3.5 does seem to allow only the one lance attack by its more abstract facing rules. Frankly, that seems more realistic, since I don't see any movies or re-enactments in which the horse charges and smacks someone with a hoof at the same time as they get lanced. That can come a round later when the knight draws a sword and gets in close melee.
 

dcollins said:
Frankly, that seems more realistic, since I don't see any movies or re-enactments in which the horse charges and smacks someone with a hoof at the same time as they get lanced.
I'm not sure movies are a good indication of what's realistic. Indeed, I can't think of a single fantasy-based movie where the action didn't seem unrealistic in one way or another. The horses in particular, I hesitate to suggest, wouldn't be actual trained warhorses, nor is Hollywood interesting in trying to portray a hoof attack because it may or may not have occurred in a historical context.

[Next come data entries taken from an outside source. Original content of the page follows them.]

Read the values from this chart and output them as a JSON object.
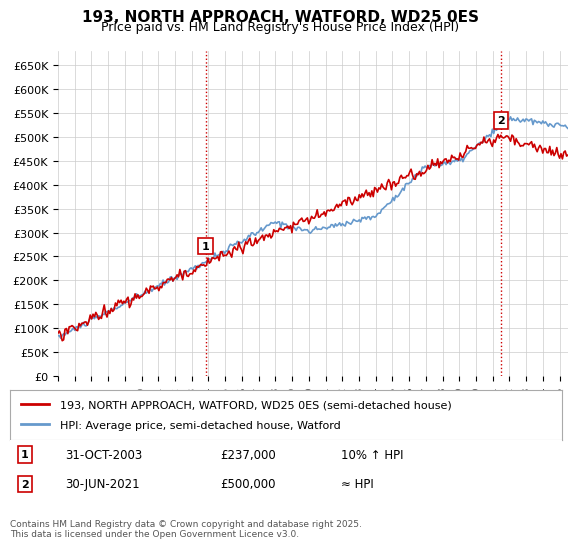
{
  "title": "193, NORTH APPROACH, WATFORD, WD25 0ES",
  "subtitle": "Price paid vs. HM Land Registry's House Price Index (HPI)",
  "ylabel_ticks": [
    "£0",
    "£50K",
    "£100K",
    "£150K",
    "£200K",
    "£250K",
    "£300K",
    "£350K",
    "£400K",
    "£450K",
    "£500K",
    "£550K",
    "£600K",
    "£650K"
  ],
  "ytick_values": [
    0,
    50000,
    100000,
    150000,
    200000,
    250000,
    300000,
    350000,
    400000,
    450000,
    500000,
    550000,
    600000,
    650000
  ],
  "ylim": [
    0,
    680000
  ],
  "xlim_start": 1995.0,
  "xlim_end": 2025.5,
  "line1_color": "#cc0000",
  "line2_color": "#6699cc",
  "line1_label": "193, NORTH APPROACH, WATFORD, WD25 0ES (semi-detached house)",
  "line2_label": "HPI: Average price, semi-detached house, Watford",
  "marker1_date": 2003.83,
  "marker1_price": 237000,
  "marker1_label": "1",
  "marker1_text": "31-OCT-2003    £237,000    10% ↑ HPI",
  "marker2_date": 2021.5,
  "marker2_price": 500000,
  "marker2_label": "2",
  "marker2_text": "30-JUN-2021    £500,000    ≈ HPI",
  "vline1_x": 2003.83,
  "vline2_x": 2021.5,
  "vline_color": "#cc0000",
  "vline_style": ":",
  "grid_color": "#cccccc",
  "bg_color": "#ffffff",
  "footer_text": "Contains HM Land Registry data © Crown copyright and database right 2025.\nThis data is licensed under the Open Government Licence v3.0.",
  "xtick_years": [
    1995,
    1996,
    1997,
    1998,
    1999,
    2000,
    2001,
    2002,
    2003,
    2004,
    2005,
    2006,
    2007,
    2008,
    2009,
    2010,
    2011,
    2012,
    2013,
    2014,
    2015,
    2016,
    2017,
    2018,
    2019,
    2020,
    2021,
    2022,
    2023,
    2024,
    2025
  ]
}
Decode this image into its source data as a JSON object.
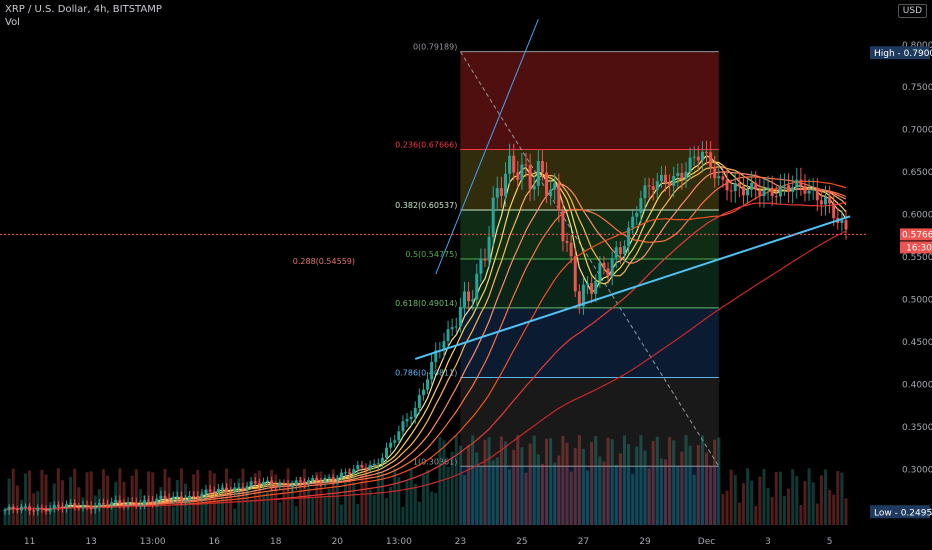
{
  "chart_data": {
    "type": "candlestick",
    "symbol": "XRP / U.S. Dollar, 4h, BITSTAMP",
    "volume_label": "Vol",
    "currency_button": "USD",
    "y_ticks": [
      "0.80000",
      "0.75000",
      "0.70000",
      "0.65000",
      "0.60000",
      "0.55000",
      "0.50000",
      "0.45000",
      "0.40000",
      "0.35000",
      "0.30000",
      "0.25000"
    ],
    "y_tick_values": [
      0.8,
      0.75,
      0.7,
      0.65,
      0.6,
      0.55,
      0.5,
      0.45,
      0.4,
      0.35,
      0.3,
      0.25
    ],
    "ylim": [
      0.2345,
      0.8315
    ],
    "x_ticks": [
      "11",
      "13",
      "13:00",
      "16",
      "18",
      "20",
      "13:00",
      "23",
      "25",
      "27",
      "29",
      "Dec",
      "3",
      "5"
    ],
    "x_tick_index": [
      6,
      21,
      36,
      51,
      66,
      81,
      96,
      111,
      126,
      141,
      156,
      171,
      186,
      201
    ],
    "n_bars": 206,
    "high_label": "High - 0.79000",
    "low_label": "Low - 0.24951",
    "last_price": "0.57666",
    "last_price_value": 0.57666,
    "countdown": "16:30",
    "fib_levels": [
      {
        "label": "0(0.79189)",
        "value": 0.79189,
        "color": "#9598a1"
      },
      {
        "label": "0.236(0.67666)",
        "value": 0.67666,
        "color": "#f23645"
      },
      {
        "label": "0.382(0.60537)",
        "value": 0.60537,
        "color": "#c8e6c9"
      },
      {
        "label": "0.5(0.54775)",
        "value": 0.54775,
        "color": "#4caf50"
      },
      {
        "label": "0.618(0.49014)",
        "value": 0.49014,
        "color": "#66bb6a"
      },
      {
        "label": "0.786(0.40811)",
        "value": 0.40811,
        "color": "#64b5f6"
      },
      {
        "label": "1(0.30361)",
        "value": 0.30361,
        "color": "#9598a1"
      }
    ],
    "fib_overlap_label": "0.288(0.54559)",
    "fib_overlap_value": 0.54559,
    "fib_x_start_index": 111,
    "fib_x_end_index": 174,
    "anchors": {
      "times": [
        0,
        30,
        45,
        60,
        75,
        90,
        100,
        105,
        110,
        115,
        120,
        125,
        130,
        135,
        140,
        145,
        150,
        155,
        160,
        165,
        170,
        175,
        180,
        185,
        190,
        195,
        200,
        203,
        205
      ],
      "close": [
        0.252,
        0.26,
        0.268,
        0.282,
        0.285,
        0.305,
        0.37,
        0.44,
        0.47,
        0.53,
        0.62,
        0.66,
        0.65,
        0.6,
        0.51,
        0.52,
        0.56,
        0.62,
        0.64,
        0.65,
        0.67,
        0.64,
        0.625,
        0.63,
        0.63,
        0.63,
        0.62,
        0.59,
        0.577
      ]
    },
    "volume_max_bars": 0.25
  }
}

As far as movies are concerned, you never see a mounted charge stop at its target either, and yet lacking Ride-By Attack, we have exactly that scenario in D&D.

FireLance, wasn't there a rule that said a rider could take a single melee attack at any point in the mount's movement? Would this not suggest that the rider could take his charge attack earlier in his mount's movement for a charge? Or was this in reference to something else, like double-moving?